Перевод выполнен по изданию: Michel Foucault, "Qu'est-ce
qu'un auteur?", conference, Bulletin de la Societe frangaise de
philosophie, 63e annee, nј 3, juillet-septembre 1969, pp.73 -
104. Перепечатано в: Dits et ecrits, t.I, pp.789 - 821.
СВЕТЛАНА ТАБАЧНИКОВА
с.10* Речь идет о Жане Ипполите, умершем незадолгодо
этого, 27 октября 1968 года Ж.Ипполит был одним из тех
преподавателей Коллеж де Франс, кто сыграл решающую роль в
избрании Фуко в эту почетнейшую французскую институцию. Демарши
по продвижению кандидатуры Фуко Ипполит начал еще в 1966 году,
после огромного успеха Слов и вещей, однако ему не суждено было
дожить до момента их благополучного завершения. Фуко никогда не
упускал возможности выразить свою признательность Жану Ипполиту
и указать на его действительно первостепенную роль в своей
философской судьбе. См. также последние страницы "Порядка
дискурса", комментарий к нему (с.356) и "Послеслови"
(сс.397-399).
с.10** nappes - один из терминов, относящихся к области
геологии, которые часто встречаются в работах Фуко этого
периода; он означает: "пелена", "пленка", "большая
поверхность", "слой", "пласт"; в данном контексте слово nappes
близко по своему значению к тому, что оно имеет в сочетании
nappes d'еau - "подпочвенные воды".
с.12 Речь идет об Археологии знания, вышедшей в свет в
апреле 1969 года. Не самая, быть может, цитируемая и
анализируемая в литературе о Фуко, эта работа тем не менее
занимает в движении его мысли особое и важное место. Своего
рода "методологическое послесловие" к Словам и вещам книга эта,
пожалуй, единственная из написанных Фуко, где речь идет только
о методе. Он объясняется по поводу задействованных в предыдущих
работах принципов анализа и понятий, проводит необходимые
различения, пытается ответить на заданные ему вопросы и на ту
критику, предметом которой стал использованный им в Словах и
вещах подход к истории знаний и мысли (и в первую очередь -
пытается отмежеваться от структурализма, к которому в один
голос причислили его и друзья, и недруги). Здесь одновременно -
и подведение итогов, и своего рода расчистки пути, чтобы
двигаться дальше. Вот что сам Фуко, представляя эту книгу,
говорит о своих намерениях: "Пояснить то, что я хотел сделать в
предыдущих книгах, где так много вещей оставались еще смутными?

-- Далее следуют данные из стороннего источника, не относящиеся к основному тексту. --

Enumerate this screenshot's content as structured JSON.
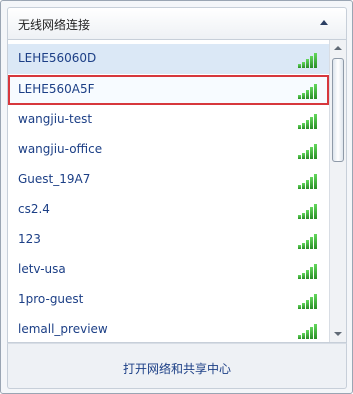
{
  "panel": {
    "title": "无线网络连接",
    "networks": [
      {
        "name": "LEHE56060D",
        "state": "connected"
      },
      {
        "name": "LEHE560A5F",
        "state": "selected"
      },
      {
        "name": "wangjiu-test",
        "state": "normal"
      },
      {
        "name": "wangjiu-office",
        "state": "normal"
      },
      {
        "name": "Guest_19A7",
        "state": "normal"
      },
      {
        "name": "cs2.4",
        "state": "normal"
      },
      {
        "name": "123",
        "state": "normal"
      },
      {
        "name": "letv-usa",
        "state": "normal"
      },
      {
        "name": "1pro-guest",
        "state": "normal"
      },
      {
        "name": "lemall_preview",
        "state": "normal"
      }
    ],
    "footer_link": "打开网络和共享中心"
  },
  "colors": {
    "link_text": "#1c3f86",
    "selected_border": "#d7373c",
    "connected_bg": "#dbe8f6",
    "signal_green": "#2a8e27"
  }
}
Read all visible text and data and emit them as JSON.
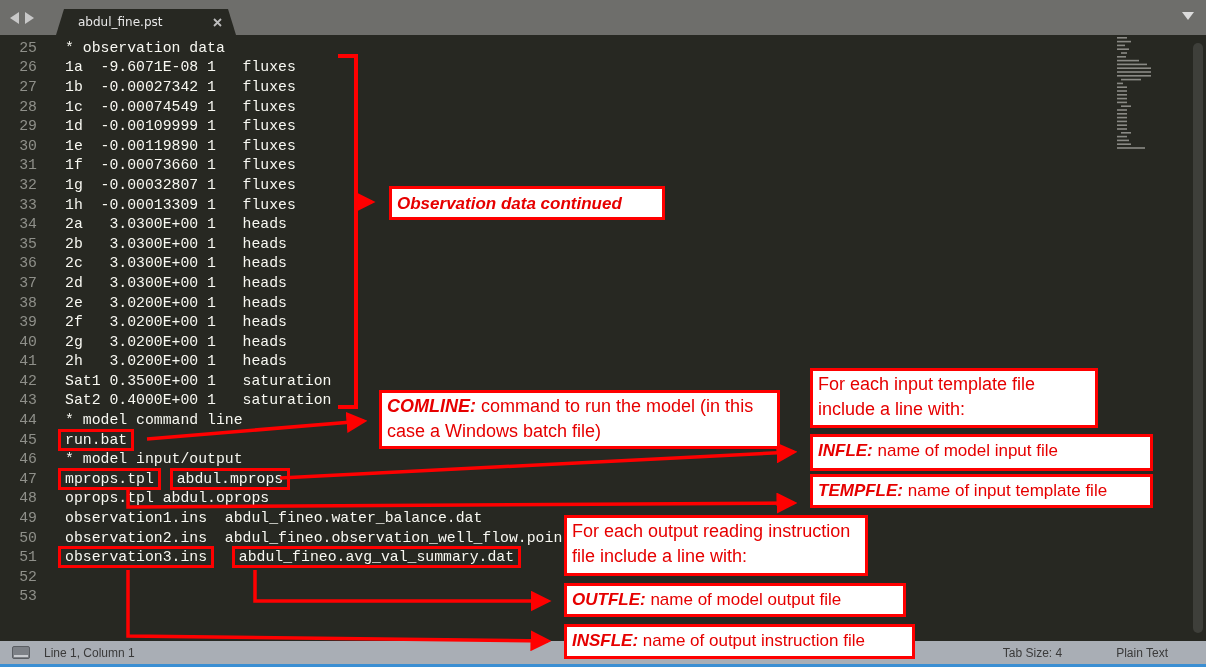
{
  "tab": {
    "title": "abdul_fine.pst",
    "selected": true
  },
  "lines": [
    {
      "number": "25",
      "text": "* observation data"
    },
    {
      "number": "26",
      "text": "1a  -9.6071E-08 1   fluxes"
    },
    {
      "number": "27",
      "text": "1b  -0.00027342 1   fluxes"
    },
    {
      "number": "28",
      "text": "1c  -0.00074549 1   fluxes"
    },
    {
      "number": "29",
      "text": "1d  -0.00109999 1   fluxes"
    },
    {
      "number": "30",
      "text": "1e  -0.00119890 1   fluxes"
    },
    {
      "number": "31",
      "text": "1f  -0.00073660 1   fluxes"
    },
    {
      "number": "32",
      "text": "1g  -0.00032807 1   fluxes"
    },
    {
      "number": "33",
      "text": "1h  -0.00013309 1   fluxes"
    },
    {
      "number": "34",
      "text": "2a   3.0300E+00 1   heads"
    },
    {
      "number": "35",
      "text": "2b   3.0300E+00 1   heads"
    },
    {
      "number": "36",
      "text": "2c   3.0300E+00 1   heads"
    },
    {
      "number": "37",
      "text": "2d   3.0300E+00 1   heads"
    },
    {
      "number": "38",
      "text": "2e   3.0200E+00 1   heads"
    },
    {
      "number": "39",
      "text": "2f   3.0200E+00 1   heads"
    },
    {
      "number": "40",
      "text": "2g   3.0200E+00 1   heads"
    },
    {
      "number": "41",
      "text": "2h   3.0200E+00 1   heads"
    },
    {
      "number": "42",
      "text": "Sat1 0.3500E+00 1   saturation"
    },
    {
      "number": "43",
      "text": "Sat2 0.4000E+00 1   saturation"
    },
    {
      "number": "44",
      "text": "* model command line"
    },
    {
      "number": "45",
      "text": "run.bat",
      "framed": true
    },
    {
      "number": "46",
      "text": "* model input/output"
    },
    {
      "number": "47",
      "text": "mprops.tpl abdul.mprops",
      "framed": true
    },
    {
      "number": "48",
      "text": "oprops.tpl abdul.oprops"
    },
    {
      "number": "49",
      "text": "observation1.ins  abdul_fineo.water_balance.dat"
    },
    {
      "number": "50",
      "text": "observation2.ins  abdul_fineo.observation_well_flow.poin"
    },
    {
      "number": "51",
      "text": "observation3.ins  abdul_fineo.avg_val_summary.dat",
      "framed": true
    },
    {
      "number": "52"
    },
    {
      "number": "53"
    }
  ],
  "callouts": [
    {
      "kind": "label",
      "label": "Observation data continued"
    },
    {
      "kind": "callout",
      "label": "COMLINE:",
      "text": " command to run the model (in this case a Windows batch file)"
    },
    {
      "kind": "note",
      "text": "For each input template file include a line with:"
    },
    {
      "kind": "callout",
      "label": "INFLE:",
      "text": " name of model input file"
    },
    {
      "kind": "callout",
      "label": "TEMPFLE:",
      "text": " name of input template file"
    },
    {
      "kind": "note",
      "text": "For each output reading instruction file include a line with:"
    },
    {
      "kind": "callout",
      "label": "OUTFLE:",
      "text": " name of model output file"
    },
    {
      "kind": "callout",
      "label": "INSFLE:",
      "text": " name of output instruction file"
    }
  ],
  "status_bar": {
    "position": "Line 1, Column 1",
    "tab_size": "Tab Size: 4",
    "syntax": "Plain Text"
  }
}
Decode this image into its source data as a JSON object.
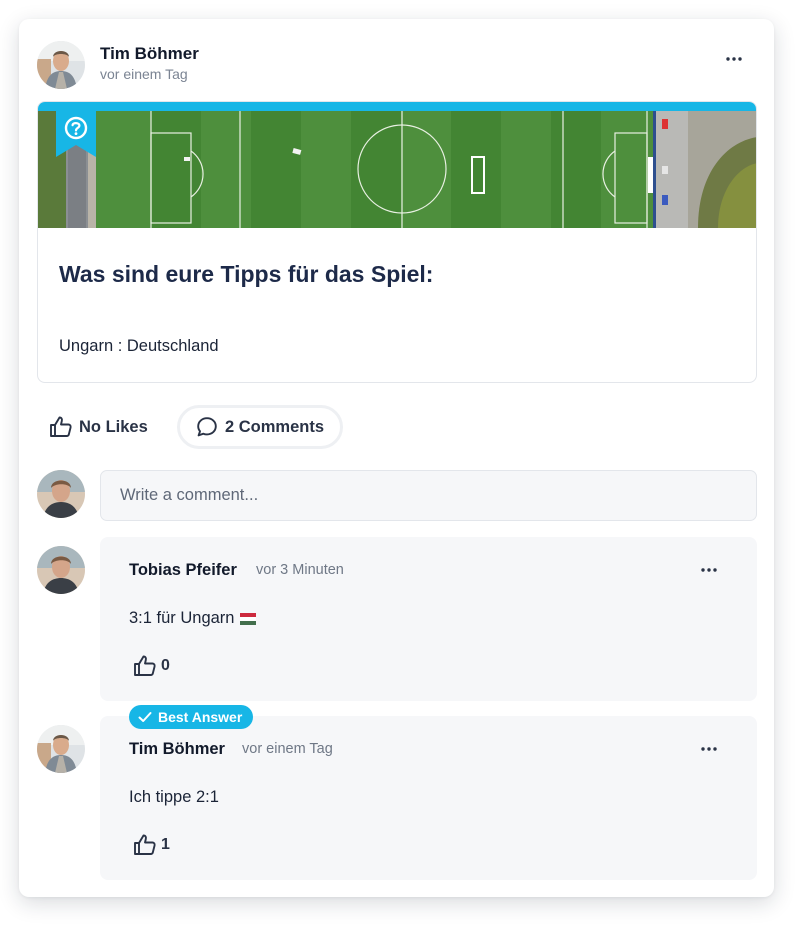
{
  "post": {
    "author": "Tim Böhmer",
    "time": "vor einem Tag",
    "question_title": "Was sind eure Tipps für das Spiel:",
    "question_body": "Ungarn : Deutschland"
  },
  "actions": {
    "likes_label": "No Likes",
    "comments_label": "2 Comments"
  },
  "comment_input": {
    "placeholder": "Write a comment..."
  },
  "comments": [
    {
      "author": "Tobias Pfeifer",
      "time": "vor 3 Minuten",
      "text": "3:1 für Ungarn",
      "likes": "0",
      "flag_icon": "hungary-flag-icon"
    },
    {
      "author": "Tim Böhmer",
      "time": "vor einem Tag",
      "text": "Ich tippe 2:1",
      "likes": "1",
      "badge": "Best Answer"
    }
  ],
  "colors": {
    "accent": "#17b6e6",
    "title": "#1d2a49",
    "comment_bg": "#f6f7f9",
    "border": "#e3e6eb"
  }
}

Не только и не столько; но - продвигаясь немного дальше -
вернуться, как бы новом витке спирали, сюда, по эту сторону
того, что я уже предпринял; показать, откуда я говорил; выявить
то пространство, которое делает возможными эти исследования, а
также, быть может, другие, которые я никогда не осуществлю;
короче говоря - дать значение этому слову: архелогия, которое я
оставил пустым" (L'Archeologie du savoir, обложка книги). Это
последняя работа Фуко, где предметом рассмотрения еще выступает
"дискурс", или "знание-дискурс", или "сказанные вещи". В фокусе
следующей, Надзирать и наказывать (Surveiller et punir, 1975),-
уже совершенно другая область практики: формы социального
контроля и появление института тюрьмы.
с.17 Фуко здесь имеет в виду, по всей очевидности, группу
литераторов, издававших в 60-е годы журнал Tel Quel (в котором
одно время он тоже печатался), и в частности - Ролана Барта. С
ним Фуко связывали тесные и давние дружеские отношения и
неявная, как это часто бывает в его текстах, полемика.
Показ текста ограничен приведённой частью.